I can not conceive Helen Zimmern being as ignorant of Malthus's writings as the words I quote from her paper would imply; and I am very unwilling to suppose she would willfully misrepresent.

Respectfully,Arthur F. Palmer.
152 Crawford Road, Cleveland, Ohio,
September 30, 1896.

NATIVE AMERICAN POTTERY.

Editor Popular Science Monthly:

Sir: Of course the name "Alaska" is a slip of the pen with Madame Le Plongeon in the September Popular Science Monthly, whatever other locality the distinguished writer may have had in mind. The only pottery to be seen in Alaska is exceedingly rude, perhaps the worst in the world. The Athapascans of the interior boil food in baskets and boxes, with hot stones.

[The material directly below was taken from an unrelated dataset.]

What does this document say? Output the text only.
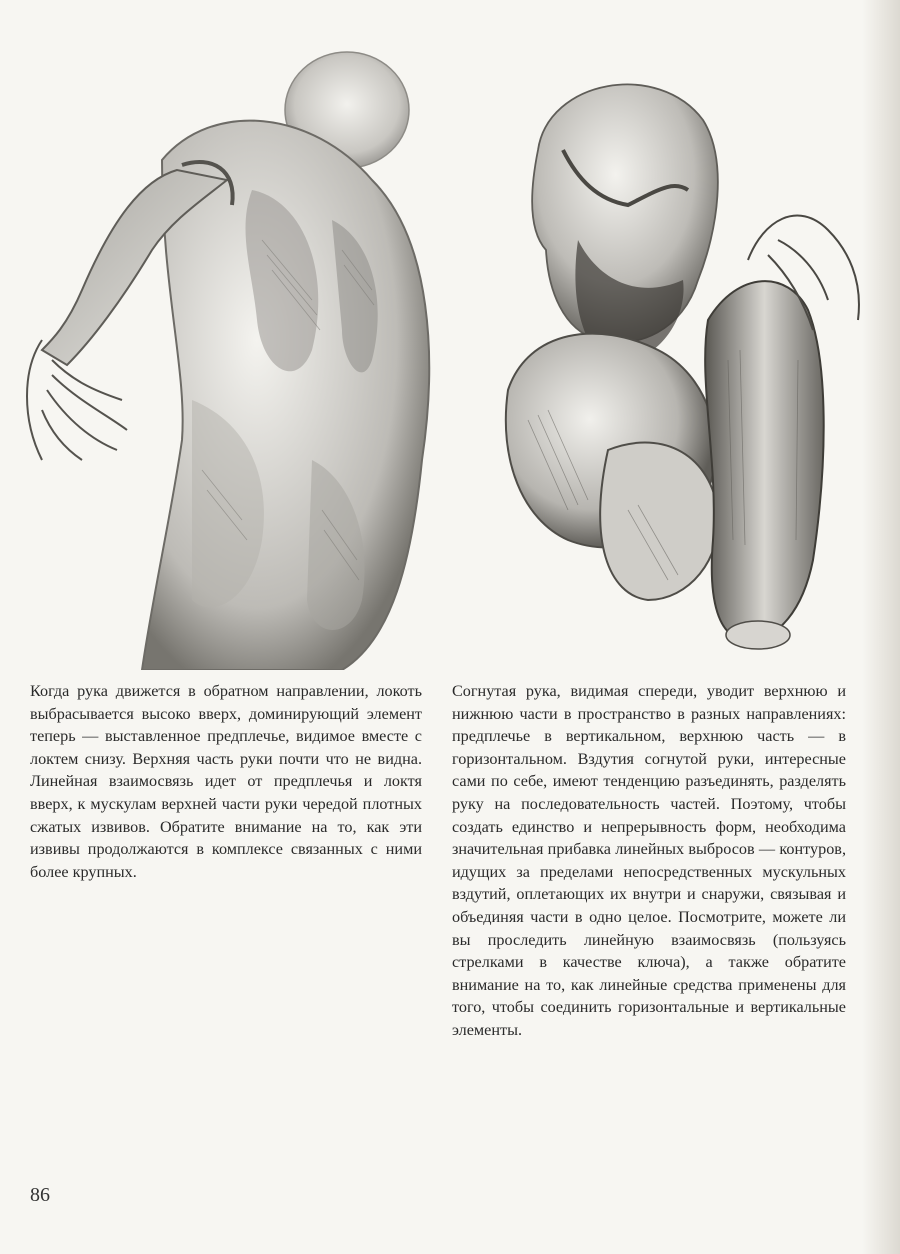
Когда рука движется в обратном направлении, локоть выбрасывается высоко вверх, доминирующий элемент теперь — выставленное предплечье, видимое вместе с локтем снизу. Верхняя часть руки почти что не видна. Линейная взаимосвязь идет от предплечья и локтя вверх, к мускулам верхней части руки чередой плотных сжатых извивов. Обратите внимание на то, как эти извивы продолжаются в комплексе связанных с ними более крупных.
Согнутая рука, видимая спереди, уводит верхнюю и нижнюю части в пространство в разных направлениях: предплечье в вертикальном, верхнюю часть — в горизонтальном. Вздутия согнутой руки, интересные сами по себе, имеют тенденцию разъединять, разделять руку на последовательность частей. Поэтому, чтобы создать единство и непрерывность форм, необходима значительная прибавка линейных выбросов — контуров, идущих за пределами непосредственных мускульных вздутий, оплетающих их внутри и снаружи, связывая и объединяя части в одно целое. Посмотрите, можете ли вы проследить линейную взаимосвязь (пользуясь стрелками в качестве ключа), а также обратите внимание на то, как линейные средства применены для того, чтобы соединить горизонтальные и вертикальные элементы.
86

The thngit (Koloschan) of the coast have no pottery, using boxes of alder and other woods for vessels. The Aleuts have no pottery and no substitutes therefor, except such dishes as they make from driftwood. But the Eskimo tribes about Bristol Bay do mix up mud with hair and blood to form their lamps and grease bowls. Excepting this rude ware, there was no pottery made by the Pacific coast tribes between the Santa Barbara Islands, Lower California, and the Eskimo of Bristol Bay. Thirty-five of the families or stocks of Indians north of Mexico are not known to have ever practiced making pottery.

Otis T. Mason.
Washington, D. C, September 7, 1896.